The universe is believed to have originated about 13.8 billion years ago. The problem is that light from the most distant corners of it can reach us from a distance of 92 billion light-years. Both of these values ​​are quite contradictory.

It is worth emphasizing that – at least this is what the public knowledge shows – nothing can travel faster than light. In theory, this means that the size of the universe, expressed in light-years, should exactly match its radius. However, this is not the case, and the difference seems huge.

The phenomenon known as the expansion of the universe plays a key role in explaining this puzzle. The cosmic microwave background radiation that astrophysicists have been able to observe to this day originated in the Big Bang period. If the universe were static, the distance traveled by this radiation should be about 13.8 billion light-years. However, the universe is expanding, and its expansion not only does not slow down but even accelerates.
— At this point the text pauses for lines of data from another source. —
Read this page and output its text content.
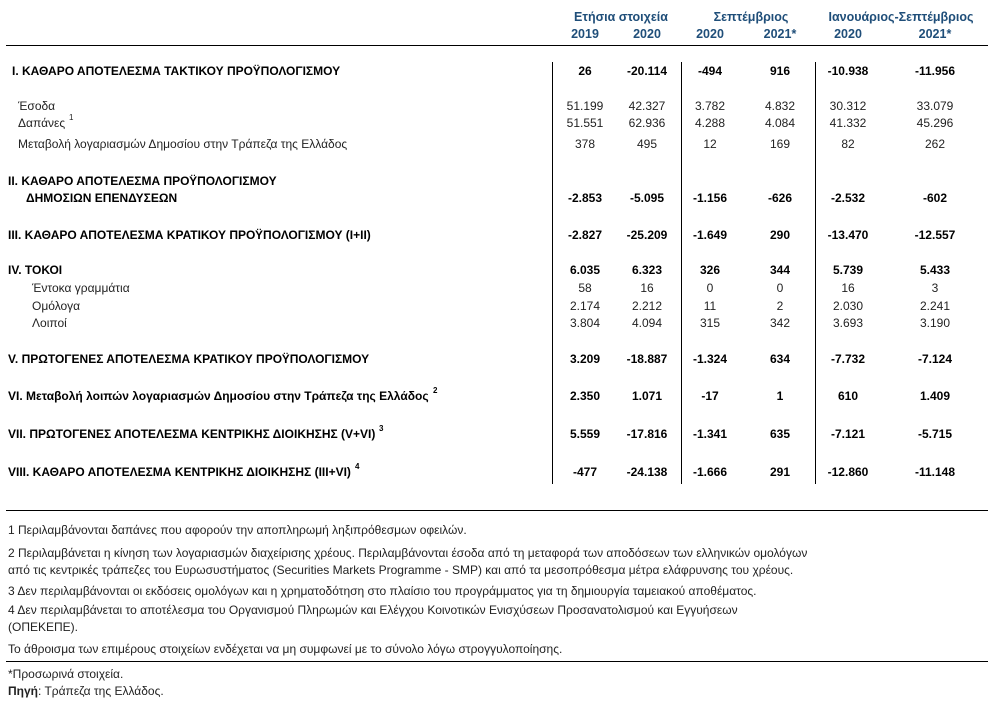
Ετήσια στοιχεία	Σεπτέμβριος	Ιανουάριος-Σεπτέμβριος
2019	2020	2020	2021*	2020	2021*
I. ΚΑΘΑΡΟ ΑΠΟΤΕΛΕΣΜΑ ΤΑΚΤΙΚΟΥ ΠΡΟΫΠΟΛΟΓΙΣΜΟΥ	26	-20.114	-494	916	-10.938	-11.956
Έσοδα	51.199	42.327	3.782	4.832	30.312	33.079
Δαπάνες 1	51.551	62.936	4.288	4.084	41.332	45.296
Μεταβολή λογαριασμών Δημοσίου στην Τράπεζα της Ελλάδος	378	495	12	169	82	262
II. ΚΑΘΑΡΟ ΑΠΟΤΕΛΕΣΜΑ ΠΡΟΫΠΟΛΟΓΙΣΜΟΥ
ΔΗΜΟΣΙΩΝ ΕΠΕΝΔΥΣΕΩΝ	-2.853	-5.095	-1.156	-626	-2.532	-602
III. ΚΑΘΑΡΟ ΑΠΟΤΕΛΕΣΜΑ ΚΡΑΤΙΚΟΥ ΠΡΟΫΠΟΛΟΓΙΣΜΟΥ (I+II)	-2.827	-25.209	-1.649	290	-13.470	-12.557
IV. ΤΟΚΟΙ	6.035	6.323	326	344	5.739	5.433
Έντοκα γραμμάτια	58	16	0	0	16	3
Ομόλογα	2.174	2.212	11	2	2.030	2.241
Λοιποί	3.804	4.094	315	342	3.693	3.190
V. ΠΡΩΤΟΓΕΝΕΣ ΑΠΟΤΕΛΕΣΜΑ ΚΡΑΤΙΚΟΥ ΠΡΟΫΠΟΛΟΓΙΣΜΟΥ	3.209	-18.887	-1.324	634	-7.732	-7.124
VI. Μεταβολή λοιπών λογαριασμών Δημοσίου στην Τράπεζα της Ελλάδος 2	2.350	1.071	-17	1	610	1.409
VII. ΠΡΩΤΟΓΕΝΕΣ ΑΠΟΤΕΛΕΣΜΑ ΚΕΝΤΡΙΚΗΣ ΔΙΟΙΚΗΣΗΣ (V+VI) 3	5.559	-17.816	-1.341	635	-7.121	-5.715
VIII. ΚΑΘΑΡΟ ΑΠΟΤΕΛΕΣΜΑ ΚΕΝΤΡΙΚΗΣ ΔΙΟΙΚΗΣΗΣ (III+VI) 4	-477	-24.138	-1.666	291	-12.860	-11.148
1 Περιλαμβάνονται δαπάνες που αφορούν την αποπληρωμή ληξιπρόθεσμων οφειλών.
2 Περιλαμβάνεται η κίνηση των λογαριασμών διαχείρισης χρέους. Περιλαμβάνονται έσοδα από τη μεταφορά των αποδόσεων των ελληνικών ομολόγων
από τις κεντρικές τράπεζες του Ευρωσυστήματος (Securities Markets Programme - SMP) και από τα μεσοπρόθεσμα μέτρα ελάφρυνσης του χρέους.
3 Δεν περιλαμβάνονται οι εκδόσεις ομολόγων και η χρηματοδότηση στο πλαίσιο του προγράμματος για τη δημιουργία ταμειακού αποθέματος.
4 Δεν περιλαμβάνεται το αποτέλεσμα του Οργανισμού Πληρωμών και Ελέγχου Κοινοτικών Ενισχύσεων Προσανατολισμού και Εγγυήσεων
(ΟΠΕΚΕΠΕ).
Το άθροισμα των επιμέρους στοιχείων ενδέχεται να μη συμφωνεί με το σύνολο λόγω στρογγυλοποίησης.
*Προσωρινά στοιχεία.
Πηγή: Τράπεζα της Ελλάδος.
In 1929, Edwin Hubble recorded a relationship between the distance between galaxies and the speed at which they are moving away from each other. Milton Humason helped him in his discovery, and both scientists led to the creation of concepts such as the Big Bang or the expansion of the universe. The rate of this expansion is now known as the Hubble constant.

The universe was most likely created around 13.8 billion years ago

Determining its value is an extremely problematic task. Scientists use various methods to help them calculate the Hubble constant. Data obtained from analyzes of cosmic microwave background radiation suggest that its value should be 67.4 kilometers per second per megaparsec. The problem is that star-observing telescopes suggest the Hubble constant is 73.4 kilometers per second per megaparsec.

Either way, one thing is for sure. The universe is not static but is constantly expanding. It is not known whether the pace of this phenomenon is constant or variable, or even if the universe may shrink. As for the conundrum we wrote about in the title, its explanation seems quite simple and it was provided by Edwin Hubble almost 100 years ago.